When Aunt Becky was getting on her hood and mantle, she invariably fell into talk with some crony who had a story to tell, or a point to discuss. So as she stood listening to old Colonel Bligh’s hard, reedy gabble, and popping in her decisive word now and then, Gertrude, equipped for the night air, and with little Puddock for her escort, glided out and took her place in the great state coach of the Chattesworths, and the door being shut, she made a little nod and a faint smile to her true knight, and said with the slightest possible shrug —
‘How cold it is to-night; my aunt, I think, will be obliged for your assistance, Lieutenant Puddock; as for me, I must shut up my window and wish you good-night.’
And with another smile she accordingly shut up the window, and when his best bow was accomplished, she leaned back with a pale and stricken countenance, and a great sigh — such a one as caused Lady Macbeth’s physician, long ago, to whisper, ‘What a sigh is there! the heart is sorely charged.’ The footmen were standing by the open door, through which Aunt Becky was to come, and there were half a dozen carriages crowded side by side, the lackeys being congregated, with links lighted, about the same place of exit; and things being so, there came a small sharp tapping at the far window of the carriage, and with a start Gertrude saw the identical mantle, and the three-cocked-hat with the peculiar corners, which had caused certain observers so much speculation on another night, and drawing close to the window, whereat this apparition presented itself, she let it down.

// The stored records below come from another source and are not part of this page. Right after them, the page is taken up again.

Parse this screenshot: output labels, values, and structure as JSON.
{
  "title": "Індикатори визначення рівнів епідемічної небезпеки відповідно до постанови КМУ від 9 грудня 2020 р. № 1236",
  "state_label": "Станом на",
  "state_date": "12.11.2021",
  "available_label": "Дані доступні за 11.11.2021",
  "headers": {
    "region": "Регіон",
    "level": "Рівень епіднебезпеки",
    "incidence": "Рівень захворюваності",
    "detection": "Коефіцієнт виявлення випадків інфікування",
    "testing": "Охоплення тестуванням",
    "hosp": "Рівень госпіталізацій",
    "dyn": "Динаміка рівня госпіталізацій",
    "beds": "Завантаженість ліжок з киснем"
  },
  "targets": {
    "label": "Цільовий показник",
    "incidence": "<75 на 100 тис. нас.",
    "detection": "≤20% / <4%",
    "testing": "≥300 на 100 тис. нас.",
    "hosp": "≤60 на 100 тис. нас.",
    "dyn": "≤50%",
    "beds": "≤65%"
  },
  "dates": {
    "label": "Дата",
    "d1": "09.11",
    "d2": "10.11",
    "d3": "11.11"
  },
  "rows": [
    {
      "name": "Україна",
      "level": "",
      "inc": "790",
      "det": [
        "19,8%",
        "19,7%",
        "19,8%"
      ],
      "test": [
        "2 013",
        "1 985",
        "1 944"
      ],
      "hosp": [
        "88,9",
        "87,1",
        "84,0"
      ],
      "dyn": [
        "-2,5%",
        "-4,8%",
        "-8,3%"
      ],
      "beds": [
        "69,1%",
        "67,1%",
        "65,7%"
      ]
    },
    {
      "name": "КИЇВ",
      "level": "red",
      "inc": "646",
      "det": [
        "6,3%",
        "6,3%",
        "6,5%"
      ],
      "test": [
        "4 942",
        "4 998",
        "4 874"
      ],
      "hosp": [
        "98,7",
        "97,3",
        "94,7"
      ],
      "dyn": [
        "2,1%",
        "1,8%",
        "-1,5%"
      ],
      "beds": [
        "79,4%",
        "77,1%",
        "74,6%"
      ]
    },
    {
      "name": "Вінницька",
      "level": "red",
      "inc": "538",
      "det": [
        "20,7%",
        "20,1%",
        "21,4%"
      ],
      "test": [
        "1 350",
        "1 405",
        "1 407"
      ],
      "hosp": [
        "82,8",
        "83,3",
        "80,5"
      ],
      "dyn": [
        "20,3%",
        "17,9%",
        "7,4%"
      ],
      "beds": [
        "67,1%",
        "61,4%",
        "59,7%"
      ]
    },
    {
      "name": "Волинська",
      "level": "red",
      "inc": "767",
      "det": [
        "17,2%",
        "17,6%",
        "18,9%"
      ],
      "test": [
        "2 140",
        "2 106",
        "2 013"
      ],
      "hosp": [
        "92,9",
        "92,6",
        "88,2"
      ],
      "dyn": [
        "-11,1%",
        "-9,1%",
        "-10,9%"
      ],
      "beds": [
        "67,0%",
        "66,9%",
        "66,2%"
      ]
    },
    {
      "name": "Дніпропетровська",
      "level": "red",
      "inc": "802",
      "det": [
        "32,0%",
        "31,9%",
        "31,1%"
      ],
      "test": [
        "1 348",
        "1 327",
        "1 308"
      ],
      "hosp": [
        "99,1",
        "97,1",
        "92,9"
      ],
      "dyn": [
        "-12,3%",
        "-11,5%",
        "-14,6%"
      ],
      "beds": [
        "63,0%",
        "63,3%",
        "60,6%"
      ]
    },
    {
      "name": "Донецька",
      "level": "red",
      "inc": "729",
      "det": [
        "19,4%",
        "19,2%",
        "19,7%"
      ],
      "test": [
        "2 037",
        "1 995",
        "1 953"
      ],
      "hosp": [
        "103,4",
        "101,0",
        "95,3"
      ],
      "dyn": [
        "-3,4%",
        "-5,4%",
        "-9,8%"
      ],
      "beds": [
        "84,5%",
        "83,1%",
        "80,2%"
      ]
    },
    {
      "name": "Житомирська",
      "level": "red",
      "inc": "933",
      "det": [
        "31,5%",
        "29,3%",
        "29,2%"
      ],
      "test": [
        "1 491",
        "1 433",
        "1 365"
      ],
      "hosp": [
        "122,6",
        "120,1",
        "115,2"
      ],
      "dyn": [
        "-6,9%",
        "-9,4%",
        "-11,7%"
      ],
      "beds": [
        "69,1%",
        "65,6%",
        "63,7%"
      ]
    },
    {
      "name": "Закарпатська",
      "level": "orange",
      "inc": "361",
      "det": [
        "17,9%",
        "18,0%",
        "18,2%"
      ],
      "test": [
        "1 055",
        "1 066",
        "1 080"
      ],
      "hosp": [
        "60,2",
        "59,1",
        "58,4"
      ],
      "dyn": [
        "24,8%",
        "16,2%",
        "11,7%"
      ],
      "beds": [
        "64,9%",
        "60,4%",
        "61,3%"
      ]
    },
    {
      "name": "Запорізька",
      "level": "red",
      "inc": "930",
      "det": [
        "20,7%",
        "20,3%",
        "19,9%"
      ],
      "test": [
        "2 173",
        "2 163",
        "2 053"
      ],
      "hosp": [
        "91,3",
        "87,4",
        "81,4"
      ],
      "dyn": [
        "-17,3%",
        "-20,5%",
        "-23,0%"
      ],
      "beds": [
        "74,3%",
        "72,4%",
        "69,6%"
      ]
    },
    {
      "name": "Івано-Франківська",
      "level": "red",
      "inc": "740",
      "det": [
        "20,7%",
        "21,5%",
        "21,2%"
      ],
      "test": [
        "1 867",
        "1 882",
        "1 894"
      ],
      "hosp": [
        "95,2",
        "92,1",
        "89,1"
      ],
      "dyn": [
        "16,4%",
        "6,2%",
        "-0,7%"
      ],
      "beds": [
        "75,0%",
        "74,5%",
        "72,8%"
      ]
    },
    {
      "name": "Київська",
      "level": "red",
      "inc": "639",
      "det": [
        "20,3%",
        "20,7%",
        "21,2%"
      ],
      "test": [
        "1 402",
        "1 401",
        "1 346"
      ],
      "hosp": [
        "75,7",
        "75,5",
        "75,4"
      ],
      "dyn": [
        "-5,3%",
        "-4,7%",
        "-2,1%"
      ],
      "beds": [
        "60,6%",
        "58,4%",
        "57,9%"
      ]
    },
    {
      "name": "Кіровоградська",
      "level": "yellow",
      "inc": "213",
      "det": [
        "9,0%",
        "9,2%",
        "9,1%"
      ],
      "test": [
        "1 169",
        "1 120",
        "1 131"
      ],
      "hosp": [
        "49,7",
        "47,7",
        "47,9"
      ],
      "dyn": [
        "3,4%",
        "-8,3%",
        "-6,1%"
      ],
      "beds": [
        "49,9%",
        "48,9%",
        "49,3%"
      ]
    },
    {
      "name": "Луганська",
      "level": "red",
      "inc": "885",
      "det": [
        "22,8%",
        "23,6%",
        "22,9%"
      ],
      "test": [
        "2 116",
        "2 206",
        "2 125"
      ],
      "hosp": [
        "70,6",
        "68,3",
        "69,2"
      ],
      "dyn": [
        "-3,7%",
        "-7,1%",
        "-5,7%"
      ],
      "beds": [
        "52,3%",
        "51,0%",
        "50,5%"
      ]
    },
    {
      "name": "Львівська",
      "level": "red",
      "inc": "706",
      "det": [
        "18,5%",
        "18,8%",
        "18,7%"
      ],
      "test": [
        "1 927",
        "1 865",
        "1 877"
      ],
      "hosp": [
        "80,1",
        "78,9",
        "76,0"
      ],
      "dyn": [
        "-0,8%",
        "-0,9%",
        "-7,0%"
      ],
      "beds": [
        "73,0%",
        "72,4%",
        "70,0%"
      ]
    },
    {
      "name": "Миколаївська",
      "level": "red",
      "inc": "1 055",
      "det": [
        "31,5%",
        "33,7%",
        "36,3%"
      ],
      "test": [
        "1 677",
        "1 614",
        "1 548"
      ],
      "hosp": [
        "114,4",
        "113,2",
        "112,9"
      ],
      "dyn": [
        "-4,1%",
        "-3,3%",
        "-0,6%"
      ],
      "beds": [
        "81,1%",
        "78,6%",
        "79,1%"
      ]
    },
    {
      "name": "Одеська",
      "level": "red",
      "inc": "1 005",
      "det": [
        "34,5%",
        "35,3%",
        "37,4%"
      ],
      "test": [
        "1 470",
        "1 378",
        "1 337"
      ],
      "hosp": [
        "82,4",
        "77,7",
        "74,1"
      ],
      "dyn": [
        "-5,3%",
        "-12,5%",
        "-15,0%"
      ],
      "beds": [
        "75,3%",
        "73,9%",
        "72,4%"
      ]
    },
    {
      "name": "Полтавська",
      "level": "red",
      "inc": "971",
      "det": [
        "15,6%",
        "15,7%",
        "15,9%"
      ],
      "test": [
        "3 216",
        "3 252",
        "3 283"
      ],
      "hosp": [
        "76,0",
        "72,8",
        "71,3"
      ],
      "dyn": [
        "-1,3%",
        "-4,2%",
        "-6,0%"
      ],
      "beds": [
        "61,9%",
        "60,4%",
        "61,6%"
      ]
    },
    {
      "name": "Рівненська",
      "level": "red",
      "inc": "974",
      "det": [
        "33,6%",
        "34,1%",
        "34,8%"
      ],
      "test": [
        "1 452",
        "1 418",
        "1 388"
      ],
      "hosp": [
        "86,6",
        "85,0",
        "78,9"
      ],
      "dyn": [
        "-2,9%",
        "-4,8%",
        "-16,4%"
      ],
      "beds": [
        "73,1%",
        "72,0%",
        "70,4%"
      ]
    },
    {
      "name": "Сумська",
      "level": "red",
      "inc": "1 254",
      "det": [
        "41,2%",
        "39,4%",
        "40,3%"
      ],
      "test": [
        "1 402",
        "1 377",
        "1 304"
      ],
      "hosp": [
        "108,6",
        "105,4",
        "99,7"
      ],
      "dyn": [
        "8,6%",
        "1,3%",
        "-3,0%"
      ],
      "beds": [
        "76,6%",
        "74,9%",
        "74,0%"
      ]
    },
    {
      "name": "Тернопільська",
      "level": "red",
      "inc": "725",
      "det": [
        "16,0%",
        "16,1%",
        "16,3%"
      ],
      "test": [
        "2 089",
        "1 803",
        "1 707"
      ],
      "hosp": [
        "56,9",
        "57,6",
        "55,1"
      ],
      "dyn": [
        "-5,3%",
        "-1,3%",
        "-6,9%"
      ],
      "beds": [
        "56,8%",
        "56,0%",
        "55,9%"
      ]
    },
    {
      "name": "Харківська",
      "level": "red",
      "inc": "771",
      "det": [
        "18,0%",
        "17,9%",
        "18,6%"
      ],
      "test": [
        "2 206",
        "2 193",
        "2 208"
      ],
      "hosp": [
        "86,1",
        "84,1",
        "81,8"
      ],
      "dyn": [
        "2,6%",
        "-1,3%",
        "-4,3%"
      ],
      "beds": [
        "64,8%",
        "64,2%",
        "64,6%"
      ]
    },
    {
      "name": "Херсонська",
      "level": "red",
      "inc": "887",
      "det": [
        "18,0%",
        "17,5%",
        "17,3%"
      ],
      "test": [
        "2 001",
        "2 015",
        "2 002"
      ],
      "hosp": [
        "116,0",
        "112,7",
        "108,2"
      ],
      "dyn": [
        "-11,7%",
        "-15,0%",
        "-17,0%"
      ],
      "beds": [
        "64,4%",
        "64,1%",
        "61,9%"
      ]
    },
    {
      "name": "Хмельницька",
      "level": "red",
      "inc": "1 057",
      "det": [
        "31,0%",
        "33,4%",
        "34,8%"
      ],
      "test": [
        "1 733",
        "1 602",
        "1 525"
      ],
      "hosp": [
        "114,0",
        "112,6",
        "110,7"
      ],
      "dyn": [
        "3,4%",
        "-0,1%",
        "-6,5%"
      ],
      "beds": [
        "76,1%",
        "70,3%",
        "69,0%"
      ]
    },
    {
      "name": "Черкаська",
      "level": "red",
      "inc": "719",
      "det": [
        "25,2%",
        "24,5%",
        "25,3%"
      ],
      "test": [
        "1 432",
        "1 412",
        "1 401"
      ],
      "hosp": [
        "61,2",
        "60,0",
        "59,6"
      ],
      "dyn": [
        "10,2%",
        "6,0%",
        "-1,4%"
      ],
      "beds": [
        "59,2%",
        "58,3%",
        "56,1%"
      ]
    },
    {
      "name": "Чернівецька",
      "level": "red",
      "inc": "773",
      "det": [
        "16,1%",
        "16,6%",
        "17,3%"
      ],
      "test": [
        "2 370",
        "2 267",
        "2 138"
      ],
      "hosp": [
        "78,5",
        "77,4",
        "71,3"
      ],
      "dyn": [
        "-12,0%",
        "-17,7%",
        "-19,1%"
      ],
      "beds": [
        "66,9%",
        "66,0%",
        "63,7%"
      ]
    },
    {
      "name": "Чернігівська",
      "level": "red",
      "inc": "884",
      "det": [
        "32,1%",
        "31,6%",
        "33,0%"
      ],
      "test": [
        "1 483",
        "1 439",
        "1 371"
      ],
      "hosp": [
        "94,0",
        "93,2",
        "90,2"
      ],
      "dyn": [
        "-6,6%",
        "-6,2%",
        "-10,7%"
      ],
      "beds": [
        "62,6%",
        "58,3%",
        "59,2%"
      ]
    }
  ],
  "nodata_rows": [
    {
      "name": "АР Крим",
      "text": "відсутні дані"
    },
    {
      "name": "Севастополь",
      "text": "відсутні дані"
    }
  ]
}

‘I know, beloved Gertrude, what you would say,’ he softly said; ‘but be it frenzy or no, I cannot forbear; I am unalterable — be you the same.’
A white, slender hand glided in and seized hers, not resisting.
‘Yes, Mordaunt, the same; but, oh! how miserable!’ said Gertrude, and with just the slightest movement in the fingers of her small hand, hardly perceptible, and yet how fond a caress!
‘I’m like a man who has lost his way among the catacombs — among the dead,’ whispered this muffled figure, close to the window, still fervently holding her hand, ‘and sees at last the distant gleam that shows him that his wanderings are to end. Yes, Gertrude, my beloved — yes, Gertrude, idol of my solitary love — the mystery is about to end — I’ll end it. Be I what I may you know the worst, and have given me your love and troth — you are my affianced bride; rather than lose you, I would die; and I think, or I am walking in a dream, I’ve but to point my finger against two men, and all will be peace and light — light and peace — to me long strangers!’
At this moment Aunt Becky’s voice was heard at the door, and the flash of the flambeaux glared on the window. He kissed the hand of the pale girl hurriedly, and the French cocked-hat and mantle vanished.
In came Aunt Rebecca in a fuss, and it must be said in no very gracious mood, and rather taciturn and sarcastic; and so away they rumbled over the old bridge towards Belmont.